Time to Count
While the focus of this discussion is using Quickbooks in your business, the fact is some of the fraud prevention tasks have to be done manually. Inventory is in the bulls eye for manual fraud prevention. Look at it this way, it’s the place where you spend the most money and make the most money. The consequences of incorrect inventory hit the bottom line of your business and your tax return. This is a prime area to be careful. It’s best to do some sort of physical inventory count at least once a month – if you can’t manage that try once a quarter and see what your results are like. The level of variation you find from Books to Count should guide your next steps.
You’ll want to focus on two areas of Quickbooks -- the Physical Inventory Worksheet and Adjust Quantity / Value on Hand. For this post we’ll concentrate on the worksheet.

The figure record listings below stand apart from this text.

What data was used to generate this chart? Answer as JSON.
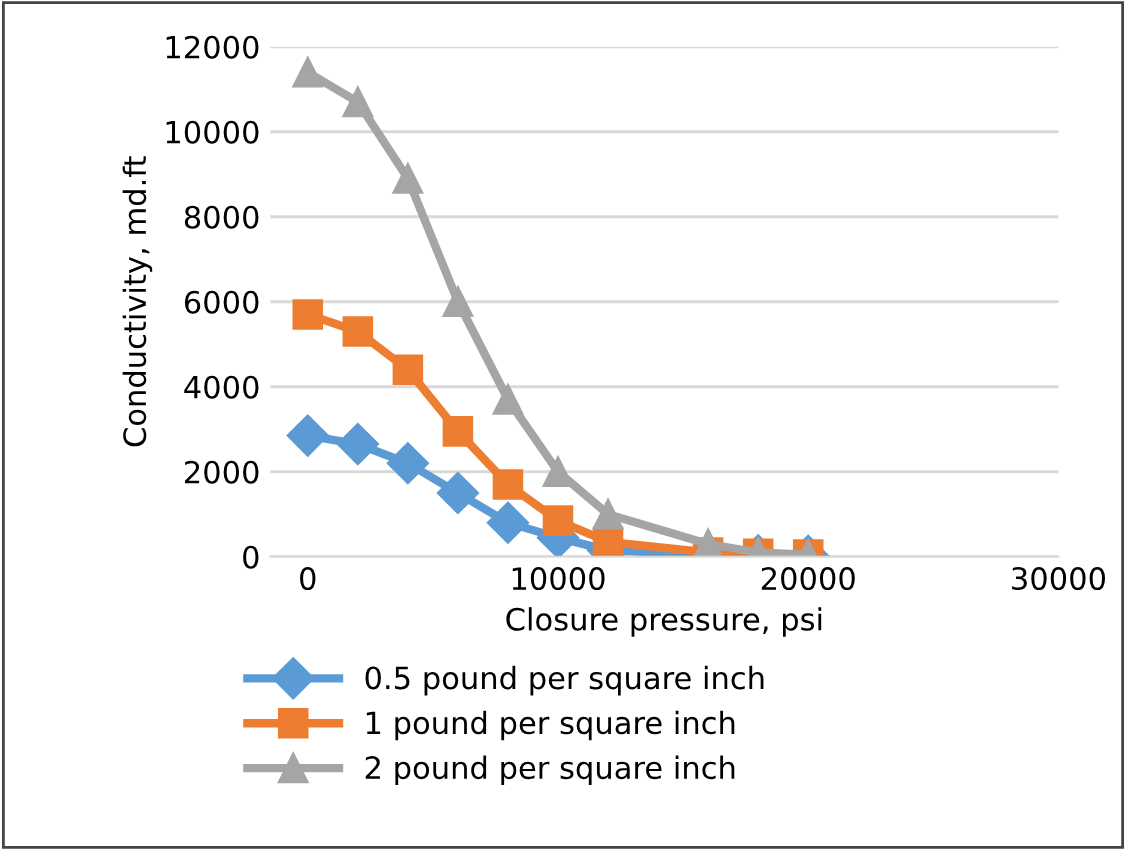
{
  "chart_data": {
    "type": "line",
    "xlabel": "Closure pressure, psi",
    "ylabel": "Conductivity, md.ft",
    "x": [
      0,
      2000,
      4000,
      6000,
      8000,
      10000,
      12000,
      16000,
      18000,
      20000
    ],
    "series": [
      {
        "name": "0.5 pound per square inch",
        "color": "#5b9bd5",
        "marker": "diamond",
        "values": [
          2850,
          2650,
          2200,
          1500,
          800,
          450,
          150,
          50,
          30,
          20
        ]
      },
      {
        "name": "1 pound per square inch",
        "color": "#ed7d31",
        "marker": "square",
        "values": [
          5700,
          5300,
          4400,
          2950,
          1700,
          850,
          350,
          100,
          70,
          50
        ]
      },
      {
        "name": "2 pound per square inch",
        "color": "#a5a5a5",
        "marker": "triangle",
        "values": [
          11400,
          10700,
          8900,
          6000,
          3700,
          2000,
          1000,
          300,
          100,
          50
        ]
      }
    ],
    "xlim": [
      -1500,
      30000
    ],
    "xticks": [
      0,
      10000,
      20000,
      30000
    ],
    "ylim": [
      0,
      12000
    ],
    "yticks": [
      0,
      2000,
      4000,
      6000,
      8000,
      10000,
      12000
    ],
    "grid": "y",
    "legend": "bottom",
    "line_style": "solid"
  }
}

You can find this sheet as a choice on the Inventory reports submenu. It lists your items and sub-items in alphabetical order. There’s a blank column for you to enter the actual count as you (gasp) handwrite the quantities on the sheet. A couple of items to watch out for in terms of planning the count:
(1) This sheet only displays inventory items that are active. Make sure what you have in the warehouse matches that definition for Quickbooks or your count will be off.
(2) You can’t change the way these items are sorted, so if your storage layout is different, you need to plan for that.
(3) You can eliminate the preferred vendor column before you print out the sheet. That’s likely to be wasted space for the physical count.
Remember, this may not be fun while you are doing it, but the results are tangible and quantifiable. You’ll know it’s worth it in the end, even if you don’t count the value of peace of mind.